Look... A smartphone is defined as a device that combines mobile telephone functions and computing functions into one unit. By that definition, the BlackBerry definitely qualified. If you're using a different definition - for example, one that requires a full-body touchscreen and no physical keyboard - that's fine, it's just important that we agree on what we're talking about. I'm using the traditional definition and you're not, I guess.
That's OK, just as long as we both know.
So let's move on.
Ok. What is the topic? Innovation vs invention?
That's a good one. I think there's a lot that would be interesting to explore in both. For example, was the IBM Simon a smartphone? It had a touchscreen, apps, and network access way back in 1992. So what are the material vs. cosmetic differences between it and the iPhone? (Don't worry, I'm not arguing that the iPhone isn't both innovative and inventive in comparison, it's just that there's more gray area than people tend to realize.)

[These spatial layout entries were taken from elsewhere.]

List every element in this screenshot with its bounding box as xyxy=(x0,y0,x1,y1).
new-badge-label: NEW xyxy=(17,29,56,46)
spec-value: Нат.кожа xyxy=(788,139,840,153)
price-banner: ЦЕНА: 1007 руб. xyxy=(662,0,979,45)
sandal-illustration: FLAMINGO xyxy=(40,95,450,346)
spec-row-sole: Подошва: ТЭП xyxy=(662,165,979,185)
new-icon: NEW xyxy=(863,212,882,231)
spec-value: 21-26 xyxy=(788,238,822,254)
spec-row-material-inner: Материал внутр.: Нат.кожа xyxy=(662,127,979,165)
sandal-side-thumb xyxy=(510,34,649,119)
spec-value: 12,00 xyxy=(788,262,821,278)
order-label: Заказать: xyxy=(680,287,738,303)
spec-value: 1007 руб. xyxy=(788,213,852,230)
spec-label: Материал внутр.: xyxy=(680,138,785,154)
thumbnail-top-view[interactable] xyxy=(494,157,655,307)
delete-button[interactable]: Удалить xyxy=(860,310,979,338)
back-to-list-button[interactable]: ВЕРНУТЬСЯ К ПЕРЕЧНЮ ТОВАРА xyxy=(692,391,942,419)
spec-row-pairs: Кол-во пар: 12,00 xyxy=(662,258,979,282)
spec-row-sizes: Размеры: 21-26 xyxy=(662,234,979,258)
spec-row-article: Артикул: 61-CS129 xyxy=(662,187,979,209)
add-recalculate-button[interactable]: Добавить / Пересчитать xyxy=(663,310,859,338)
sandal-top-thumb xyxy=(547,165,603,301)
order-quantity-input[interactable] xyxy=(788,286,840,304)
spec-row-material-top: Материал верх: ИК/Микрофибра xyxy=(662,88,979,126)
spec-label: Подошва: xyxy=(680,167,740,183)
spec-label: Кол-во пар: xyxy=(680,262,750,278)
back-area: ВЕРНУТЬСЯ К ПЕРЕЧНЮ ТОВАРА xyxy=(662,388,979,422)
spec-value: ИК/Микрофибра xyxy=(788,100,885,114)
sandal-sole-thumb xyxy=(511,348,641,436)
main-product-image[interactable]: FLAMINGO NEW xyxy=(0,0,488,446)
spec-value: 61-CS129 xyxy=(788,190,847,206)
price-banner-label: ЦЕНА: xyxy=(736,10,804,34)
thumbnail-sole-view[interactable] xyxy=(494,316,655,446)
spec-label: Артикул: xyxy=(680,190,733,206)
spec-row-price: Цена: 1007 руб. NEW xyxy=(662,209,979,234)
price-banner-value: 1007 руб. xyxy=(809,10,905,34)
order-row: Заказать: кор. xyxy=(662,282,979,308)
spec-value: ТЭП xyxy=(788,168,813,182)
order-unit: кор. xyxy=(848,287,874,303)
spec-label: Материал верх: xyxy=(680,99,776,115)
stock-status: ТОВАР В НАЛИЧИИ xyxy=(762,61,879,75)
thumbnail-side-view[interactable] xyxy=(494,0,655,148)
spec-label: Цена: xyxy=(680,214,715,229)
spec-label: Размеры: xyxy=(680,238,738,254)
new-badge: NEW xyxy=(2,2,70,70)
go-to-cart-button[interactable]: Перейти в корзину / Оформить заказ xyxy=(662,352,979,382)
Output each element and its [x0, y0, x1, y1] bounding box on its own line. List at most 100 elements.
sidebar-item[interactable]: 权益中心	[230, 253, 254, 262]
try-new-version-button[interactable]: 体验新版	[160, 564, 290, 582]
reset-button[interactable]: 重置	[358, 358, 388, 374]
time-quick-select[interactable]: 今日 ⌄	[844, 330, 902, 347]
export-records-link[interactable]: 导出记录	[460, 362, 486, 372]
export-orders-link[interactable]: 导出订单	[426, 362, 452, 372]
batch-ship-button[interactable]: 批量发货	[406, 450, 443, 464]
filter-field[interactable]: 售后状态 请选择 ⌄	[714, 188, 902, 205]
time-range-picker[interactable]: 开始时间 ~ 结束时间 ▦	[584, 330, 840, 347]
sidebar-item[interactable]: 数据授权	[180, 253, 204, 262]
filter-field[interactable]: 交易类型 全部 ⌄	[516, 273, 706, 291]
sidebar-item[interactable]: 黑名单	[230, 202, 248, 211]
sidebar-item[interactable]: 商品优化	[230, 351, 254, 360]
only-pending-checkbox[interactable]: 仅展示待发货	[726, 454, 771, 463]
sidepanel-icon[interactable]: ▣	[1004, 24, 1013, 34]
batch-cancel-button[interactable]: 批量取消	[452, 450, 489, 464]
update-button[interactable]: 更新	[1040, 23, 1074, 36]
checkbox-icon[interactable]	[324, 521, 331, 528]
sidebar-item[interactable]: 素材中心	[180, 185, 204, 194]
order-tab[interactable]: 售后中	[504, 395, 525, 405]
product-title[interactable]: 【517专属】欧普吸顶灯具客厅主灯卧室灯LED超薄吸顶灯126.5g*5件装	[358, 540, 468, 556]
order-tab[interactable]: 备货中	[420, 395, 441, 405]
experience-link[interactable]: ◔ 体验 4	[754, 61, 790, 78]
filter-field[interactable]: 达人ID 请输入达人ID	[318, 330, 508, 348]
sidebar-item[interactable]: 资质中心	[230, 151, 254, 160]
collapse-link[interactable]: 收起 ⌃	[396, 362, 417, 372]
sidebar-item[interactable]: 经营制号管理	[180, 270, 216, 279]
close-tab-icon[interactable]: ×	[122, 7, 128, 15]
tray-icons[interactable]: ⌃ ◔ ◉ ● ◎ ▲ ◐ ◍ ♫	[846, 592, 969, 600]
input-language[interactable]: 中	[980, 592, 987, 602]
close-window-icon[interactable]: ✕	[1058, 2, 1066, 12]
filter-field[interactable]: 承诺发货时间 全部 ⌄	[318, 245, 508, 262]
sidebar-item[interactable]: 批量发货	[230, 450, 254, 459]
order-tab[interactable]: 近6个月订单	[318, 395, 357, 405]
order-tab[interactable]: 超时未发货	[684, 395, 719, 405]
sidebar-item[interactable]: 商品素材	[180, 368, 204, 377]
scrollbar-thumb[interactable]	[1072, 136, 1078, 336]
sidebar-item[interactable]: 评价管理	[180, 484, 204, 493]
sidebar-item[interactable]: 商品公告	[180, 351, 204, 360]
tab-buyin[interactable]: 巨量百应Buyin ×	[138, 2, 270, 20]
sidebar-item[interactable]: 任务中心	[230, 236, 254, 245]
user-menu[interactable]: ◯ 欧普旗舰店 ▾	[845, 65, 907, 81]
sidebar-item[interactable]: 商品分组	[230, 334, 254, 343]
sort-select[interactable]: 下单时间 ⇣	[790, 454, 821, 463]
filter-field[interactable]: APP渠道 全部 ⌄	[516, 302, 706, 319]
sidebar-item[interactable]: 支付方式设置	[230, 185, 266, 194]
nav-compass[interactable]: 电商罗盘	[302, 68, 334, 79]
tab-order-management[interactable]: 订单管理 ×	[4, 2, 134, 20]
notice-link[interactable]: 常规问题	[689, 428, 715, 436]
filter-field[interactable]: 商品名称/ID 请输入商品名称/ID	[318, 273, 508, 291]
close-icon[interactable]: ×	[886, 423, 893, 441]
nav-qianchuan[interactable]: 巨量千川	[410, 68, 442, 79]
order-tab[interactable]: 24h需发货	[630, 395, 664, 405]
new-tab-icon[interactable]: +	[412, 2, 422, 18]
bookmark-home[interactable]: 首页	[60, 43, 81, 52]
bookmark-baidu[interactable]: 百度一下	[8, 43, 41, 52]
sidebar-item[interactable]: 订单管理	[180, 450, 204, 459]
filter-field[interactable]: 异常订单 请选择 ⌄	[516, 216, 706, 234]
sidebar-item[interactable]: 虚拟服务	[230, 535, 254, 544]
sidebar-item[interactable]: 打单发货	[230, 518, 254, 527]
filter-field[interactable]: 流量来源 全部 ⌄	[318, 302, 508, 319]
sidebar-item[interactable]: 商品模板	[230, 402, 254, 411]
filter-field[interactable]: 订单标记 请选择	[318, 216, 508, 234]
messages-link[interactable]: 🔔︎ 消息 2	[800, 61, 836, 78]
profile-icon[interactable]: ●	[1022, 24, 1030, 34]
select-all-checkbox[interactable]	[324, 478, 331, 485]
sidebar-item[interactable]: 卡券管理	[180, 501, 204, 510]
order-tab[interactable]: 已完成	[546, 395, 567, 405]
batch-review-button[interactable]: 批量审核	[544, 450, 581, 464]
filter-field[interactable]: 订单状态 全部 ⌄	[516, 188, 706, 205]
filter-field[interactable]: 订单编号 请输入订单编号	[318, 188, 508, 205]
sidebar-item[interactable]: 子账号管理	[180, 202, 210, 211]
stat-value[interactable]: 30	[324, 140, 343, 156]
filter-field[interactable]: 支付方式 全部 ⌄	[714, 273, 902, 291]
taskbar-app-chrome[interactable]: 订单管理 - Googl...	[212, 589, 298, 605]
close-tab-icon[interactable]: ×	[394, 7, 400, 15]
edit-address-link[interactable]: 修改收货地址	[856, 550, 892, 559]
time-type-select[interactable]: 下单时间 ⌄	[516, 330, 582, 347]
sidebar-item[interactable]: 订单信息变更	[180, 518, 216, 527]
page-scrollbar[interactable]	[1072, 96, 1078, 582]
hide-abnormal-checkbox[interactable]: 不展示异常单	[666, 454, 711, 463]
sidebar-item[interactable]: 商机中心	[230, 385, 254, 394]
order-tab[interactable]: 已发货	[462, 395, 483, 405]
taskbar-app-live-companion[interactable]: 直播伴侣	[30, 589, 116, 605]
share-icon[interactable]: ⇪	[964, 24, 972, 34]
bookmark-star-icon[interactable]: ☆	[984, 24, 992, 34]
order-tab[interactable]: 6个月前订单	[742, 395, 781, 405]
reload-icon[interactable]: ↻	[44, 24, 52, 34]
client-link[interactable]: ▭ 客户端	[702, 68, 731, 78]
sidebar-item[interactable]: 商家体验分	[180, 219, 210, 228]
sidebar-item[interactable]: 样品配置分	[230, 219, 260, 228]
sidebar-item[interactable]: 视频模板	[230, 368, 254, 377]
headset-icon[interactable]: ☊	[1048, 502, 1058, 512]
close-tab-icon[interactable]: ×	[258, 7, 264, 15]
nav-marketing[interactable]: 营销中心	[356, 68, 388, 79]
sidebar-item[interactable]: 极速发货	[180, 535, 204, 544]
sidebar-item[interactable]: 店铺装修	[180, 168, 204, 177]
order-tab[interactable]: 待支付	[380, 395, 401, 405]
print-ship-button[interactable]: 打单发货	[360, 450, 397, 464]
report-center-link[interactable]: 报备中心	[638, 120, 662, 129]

I guess what I'd most like to think about is three things:
Hey, also wanted to say I'm glad we've hammered this out.
A smartphone integrates a camera, a phone, a gps device and internet as well as being a phone and enabled communication by text, video and audio.
A device that combines all of this may have existed before but they failed in the fight for adoption by the masses. Innovation is theorized:
https://en.m.wikipedia.org/wiki/Diffusion_of_innovations
What you need to make inventions into innovation is to make it accessible to people who expect products to just work. Innovation always faces resistance. The people who don’t want any change will always fight new stuff while early adopters will always try new things. The people in the middle are key. UX is a big part but also hardware and software that works without the need for tinkering is essential.
The LG Prada predates the original iPhone. Apple still didn't "create" that design.
Owned an LG Prada. It was really only similar in photos.
A Nokia 3310 would like to have a word with you
I'm not sure Apple has every really been that much about innovation when it comes to core technologies. Their business is at the product level, and given that generative AI is a product market still in flux it makes sense for them to dive into some exploration ... especially given that they're already a natural language AI assistance company.
The cofounder is famously quoted as saying "Good artists copy, great artists steal", lol
Which, appropriately, is a quote he stole from Picasso.